The Urdu-medium Bombay Girls High School on Mohammed Ali Road celebrated womanhood with inspiring stories of women who succeeded against all odds.
They come to their school on Mohammed Ali Road early in the morning from the slums of Wadala and Sewri, and when they return home, some of them must help in household chores like washing the clothes and cooking, before they can finally sit down to study. Sometimes, they have to skip school in order to look after their younger siblings. Playtime is an unknown concept. Some of them even admitted to not opening their books at all at home. We don’t feel like it, they said. And nobody at home cares enough to try and persuade them. On the contrary, there are some who will have to persuade their parents to allow them to continue studying till Class XII. Yet, their aspirations know no bounds. From teaching to fashion designing to becoming a doctor “ these are their dreams.
On this International Women’s Day, their hopes got a huge boost when they got to hear the success story of someone just like them at a program at their 50-year-old Urdu medium Bombay Girls High School. They learnt that giving up was not an option from one of their own.

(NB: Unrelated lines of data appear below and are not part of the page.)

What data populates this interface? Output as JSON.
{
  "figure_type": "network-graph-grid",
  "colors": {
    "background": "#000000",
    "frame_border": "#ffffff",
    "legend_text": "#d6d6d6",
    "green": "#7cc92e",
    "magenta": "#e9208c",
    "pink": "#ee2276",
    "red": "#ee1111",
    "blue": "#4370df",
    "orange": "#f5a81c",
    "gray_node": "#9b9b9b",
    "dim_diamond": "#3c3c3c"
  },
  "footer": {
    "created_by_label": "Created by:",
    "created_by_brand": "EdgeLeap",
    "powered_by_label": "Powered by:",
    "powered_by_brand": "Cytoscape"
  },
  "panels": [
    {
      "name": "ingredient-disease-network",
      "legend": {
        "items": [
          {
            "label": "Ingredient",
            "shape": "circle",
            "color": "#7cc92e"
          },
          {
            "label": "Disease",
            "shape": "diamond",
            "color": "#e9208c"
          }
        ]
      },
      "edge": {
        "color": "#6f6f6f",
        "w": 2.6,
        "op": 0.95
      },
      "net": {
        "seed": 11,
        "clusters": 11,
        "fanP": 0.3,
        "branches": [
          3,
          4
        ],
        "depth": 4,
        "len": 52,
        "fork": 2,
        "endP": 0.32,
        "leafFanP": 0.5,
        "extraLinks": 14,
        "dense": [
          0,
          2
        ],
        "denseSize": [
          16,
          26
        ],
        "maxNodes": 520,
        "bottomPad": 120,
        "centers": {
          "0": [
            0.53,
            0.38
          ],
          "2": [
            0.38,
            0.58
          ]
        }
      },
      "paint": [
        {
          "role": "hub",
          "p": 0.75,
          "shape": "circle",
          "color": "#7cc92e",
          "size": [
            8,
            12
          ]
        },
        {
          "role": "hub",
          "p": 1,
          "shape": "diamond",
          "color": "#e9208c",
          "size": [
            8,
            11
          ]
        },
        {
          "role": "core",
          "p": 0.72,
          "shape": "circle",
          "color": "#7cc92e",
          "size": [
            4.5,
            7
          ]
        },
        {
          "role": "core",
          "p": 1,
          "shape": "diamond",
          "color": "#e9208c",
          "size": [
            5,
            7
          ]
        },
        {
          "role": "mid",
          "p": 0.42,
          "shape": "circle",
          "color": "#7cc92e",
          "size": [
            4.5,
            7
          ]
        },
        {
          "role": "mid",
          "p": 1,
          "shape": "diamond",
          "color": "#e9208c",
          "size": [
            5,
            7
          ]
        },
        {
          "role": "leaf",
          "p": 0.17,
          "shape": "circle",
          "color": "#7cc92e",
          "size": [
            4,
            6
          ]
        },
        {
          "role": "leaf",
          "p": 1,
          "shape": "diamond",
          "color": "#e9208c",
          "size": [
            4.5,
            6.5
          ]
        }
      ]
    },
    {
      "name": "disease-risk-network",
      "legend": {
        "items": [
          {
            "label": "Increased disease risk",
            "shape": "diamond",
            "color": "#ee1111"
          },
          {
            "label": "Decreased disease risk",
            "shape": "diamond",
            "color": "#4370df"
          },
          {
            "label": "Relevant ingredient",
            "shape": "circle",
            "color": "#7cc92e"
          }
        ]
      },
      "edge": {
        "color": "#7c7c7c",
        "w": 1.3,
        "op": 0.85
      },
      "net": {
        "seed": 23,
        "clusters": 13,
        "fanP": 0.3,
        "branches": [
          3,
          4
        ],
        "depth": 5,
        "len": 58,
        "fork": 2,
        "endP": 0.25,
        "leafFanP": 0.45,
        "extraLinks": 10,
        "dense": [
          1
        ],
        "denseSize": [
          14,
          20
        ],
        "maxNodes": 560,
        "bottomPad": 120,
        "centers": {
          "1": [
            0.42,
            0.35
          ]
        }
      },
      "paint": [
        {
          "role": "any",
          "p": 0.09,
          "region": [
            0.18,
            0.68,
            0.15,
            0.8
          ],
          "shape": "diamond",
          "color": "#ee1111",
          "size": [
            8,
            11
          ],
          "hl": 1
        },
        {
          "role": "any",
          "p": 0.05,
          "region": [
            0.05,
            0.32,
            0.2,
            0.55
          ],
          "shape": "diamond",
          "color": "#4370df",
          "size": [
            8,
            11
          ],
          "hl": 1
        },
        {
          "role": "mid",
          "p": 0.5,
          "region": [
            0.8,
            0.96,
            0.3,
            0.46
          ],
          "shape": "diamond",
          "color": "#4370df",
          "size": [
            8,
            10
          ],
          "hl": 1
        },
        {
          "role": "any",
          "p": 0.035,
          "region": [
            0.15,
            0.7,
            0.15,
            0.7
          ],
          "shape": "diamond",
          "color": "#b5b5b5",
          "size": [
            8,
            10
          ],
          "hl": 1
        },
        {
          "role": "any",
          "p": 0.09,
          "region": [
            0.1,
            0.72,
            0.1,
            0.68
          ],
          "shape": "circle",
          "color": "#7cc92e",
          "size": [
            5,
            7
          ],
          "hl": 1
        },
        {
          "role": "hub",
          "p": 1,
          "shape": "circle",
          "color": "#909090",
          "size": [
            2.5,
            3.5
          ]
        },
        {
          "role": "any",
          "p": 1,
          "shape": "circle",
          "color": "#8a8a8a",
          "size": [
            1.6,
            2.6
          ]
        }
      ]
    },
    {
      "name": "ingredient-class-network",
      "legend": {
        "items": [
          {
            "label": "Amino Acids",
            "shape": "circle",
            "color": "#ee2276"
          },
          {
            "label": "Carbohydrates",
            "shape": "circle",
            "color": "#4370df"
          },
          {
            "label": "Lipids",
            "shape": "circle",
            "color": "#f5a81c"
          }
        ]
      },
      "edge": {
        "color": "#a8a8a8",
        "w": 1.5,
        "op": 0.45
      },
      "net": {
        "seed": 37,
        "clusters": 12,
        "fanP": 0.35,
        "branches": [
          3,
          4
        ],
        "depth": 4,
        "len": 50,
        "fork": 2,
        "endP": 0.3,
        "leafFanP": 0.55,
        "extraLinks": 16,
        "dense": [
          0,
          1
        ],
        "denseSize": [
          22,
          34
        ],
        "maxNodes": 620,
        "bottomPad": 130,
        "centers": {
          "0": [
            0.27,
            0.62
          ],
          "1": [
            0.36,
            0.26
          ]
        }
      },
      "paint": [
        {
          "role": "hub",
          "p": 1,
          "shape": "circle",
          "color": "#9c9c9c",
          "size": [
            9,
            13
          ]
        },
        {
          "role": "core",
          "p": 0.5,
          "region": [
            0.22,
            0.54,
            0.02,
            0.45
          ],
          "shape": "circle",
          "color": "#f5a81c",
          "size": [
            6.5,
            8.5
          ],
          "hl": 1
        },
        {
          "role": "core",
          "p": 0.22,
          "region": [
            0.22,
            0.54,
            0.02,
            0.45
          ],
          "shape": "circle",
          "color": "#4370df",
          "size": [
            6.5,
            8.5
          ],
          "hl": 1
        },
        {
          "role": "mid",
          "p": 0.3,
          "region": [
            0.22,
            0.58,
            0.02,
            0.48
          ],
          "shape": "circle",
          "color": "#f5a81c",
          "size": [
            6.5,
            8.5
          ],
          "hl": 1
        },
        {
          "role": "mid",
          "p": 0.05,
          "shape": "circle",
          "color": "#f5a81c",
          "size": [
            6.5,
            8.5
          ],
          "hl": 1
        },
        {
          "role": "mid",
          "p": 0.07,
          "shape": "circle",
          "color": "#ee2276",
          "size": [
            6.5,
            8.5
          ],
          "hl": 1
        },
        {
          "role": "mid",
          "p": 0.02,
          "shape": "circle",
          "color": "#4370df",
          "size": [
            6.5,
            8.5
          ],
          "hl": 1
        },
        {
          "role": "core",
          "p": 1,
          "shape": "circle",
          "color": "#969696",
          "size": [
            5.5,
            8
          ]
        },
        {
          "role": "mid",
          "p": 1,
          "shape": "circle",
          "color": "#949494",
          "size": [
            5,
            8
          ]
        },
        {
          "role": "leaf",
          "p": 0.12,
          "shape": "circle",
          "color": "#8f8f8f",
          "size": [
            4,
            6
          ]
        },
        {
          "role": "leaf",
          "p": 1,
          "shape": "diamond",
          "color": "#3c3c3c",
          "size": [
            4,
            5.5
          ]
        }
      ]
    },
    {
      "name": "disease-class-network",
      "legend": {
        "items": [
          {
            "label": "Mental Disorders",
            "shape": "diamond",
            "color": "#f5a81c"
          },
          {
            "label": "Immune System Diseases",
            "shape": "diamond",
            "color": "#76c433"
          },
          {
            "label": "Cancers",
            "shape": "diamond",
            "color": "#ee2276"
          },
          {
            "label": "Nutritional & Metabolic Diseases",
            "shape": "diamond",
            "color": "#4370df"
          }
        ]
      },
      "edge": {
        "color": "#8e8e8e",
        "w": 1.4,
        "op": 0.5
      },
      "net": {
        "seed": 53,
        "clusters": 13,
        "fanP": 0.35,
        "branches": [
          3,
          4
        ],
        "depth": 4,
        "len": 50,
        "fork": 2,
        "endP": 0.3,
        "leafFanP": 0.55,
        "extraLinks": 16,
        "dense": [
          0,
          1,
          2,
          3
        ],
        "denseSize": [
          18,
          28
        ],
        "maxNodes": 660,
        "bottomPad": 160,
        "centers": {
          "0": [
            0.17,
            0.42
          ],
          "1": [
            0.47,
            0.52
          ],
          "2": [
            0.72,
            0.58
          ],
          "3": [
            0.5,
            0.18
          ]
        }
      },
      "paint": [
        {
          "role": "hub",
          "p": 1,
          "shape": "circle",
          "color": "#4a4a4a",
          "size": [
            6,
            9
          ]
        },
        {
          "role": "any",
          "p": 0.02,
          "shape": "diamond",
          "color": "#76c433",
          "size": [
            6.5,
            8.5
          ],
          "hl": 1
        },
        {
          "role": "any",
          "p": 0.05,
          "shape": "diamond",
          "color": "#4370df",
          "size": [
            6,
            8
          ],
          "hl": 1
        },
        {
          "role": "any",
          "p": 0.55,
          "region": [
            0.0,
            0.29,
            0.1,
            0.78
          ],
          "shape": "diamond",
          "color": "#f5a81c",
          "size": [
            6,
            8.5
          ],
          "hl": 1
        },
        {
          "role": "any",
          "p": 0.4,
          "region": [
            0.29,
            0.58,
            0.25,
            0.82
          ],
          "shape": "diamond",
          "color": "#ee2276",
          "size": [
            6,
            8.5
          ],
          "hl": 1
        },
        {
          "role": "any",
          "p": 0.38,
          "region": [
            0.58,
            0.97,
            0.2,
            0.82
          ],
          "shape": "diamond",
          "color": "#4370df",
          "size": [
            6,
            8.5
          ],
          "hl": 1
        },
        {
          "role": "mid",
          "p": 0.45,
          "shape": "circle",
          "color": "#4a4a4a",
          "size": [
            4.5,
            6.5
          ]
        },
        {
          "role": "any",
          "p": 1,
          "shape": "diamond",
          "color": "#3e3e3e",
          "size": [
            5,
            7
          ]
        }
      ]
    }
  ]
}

Dr Roshan Jahan, daughter of a vegetable vendor, lost both her legs in a train accident when she was in Std XI. Debarred from getting into a medical college because she was 86 per cent disabled, she approached the Bombay High Court, fought a long-winded legal battle and won the right to study medicine in 2011. Last year, she completed her MBBS with a first class from the renowned GS Medical College attached to KEM hospital. The young doctor was the special guest at the function. “Never give up on education,” she told the wide-eyed students, recounting her struggle. “Education alone will make you self-sufficient and take the community forward. Instead of wallowing in self-pity about discrimination, resolve to reach a position in society where no one can discriminate against you.” The Women’s Day program was organised by Reshma Momin, a former journalist, who now runs the Quresh Nagar Women’s Welfare Society. She too had been a shy, self-effacing teenager, she told the students, but her father had taught her to aim high. “Never feel you are any less than others just because you are poor and study in an Urdu medium school.”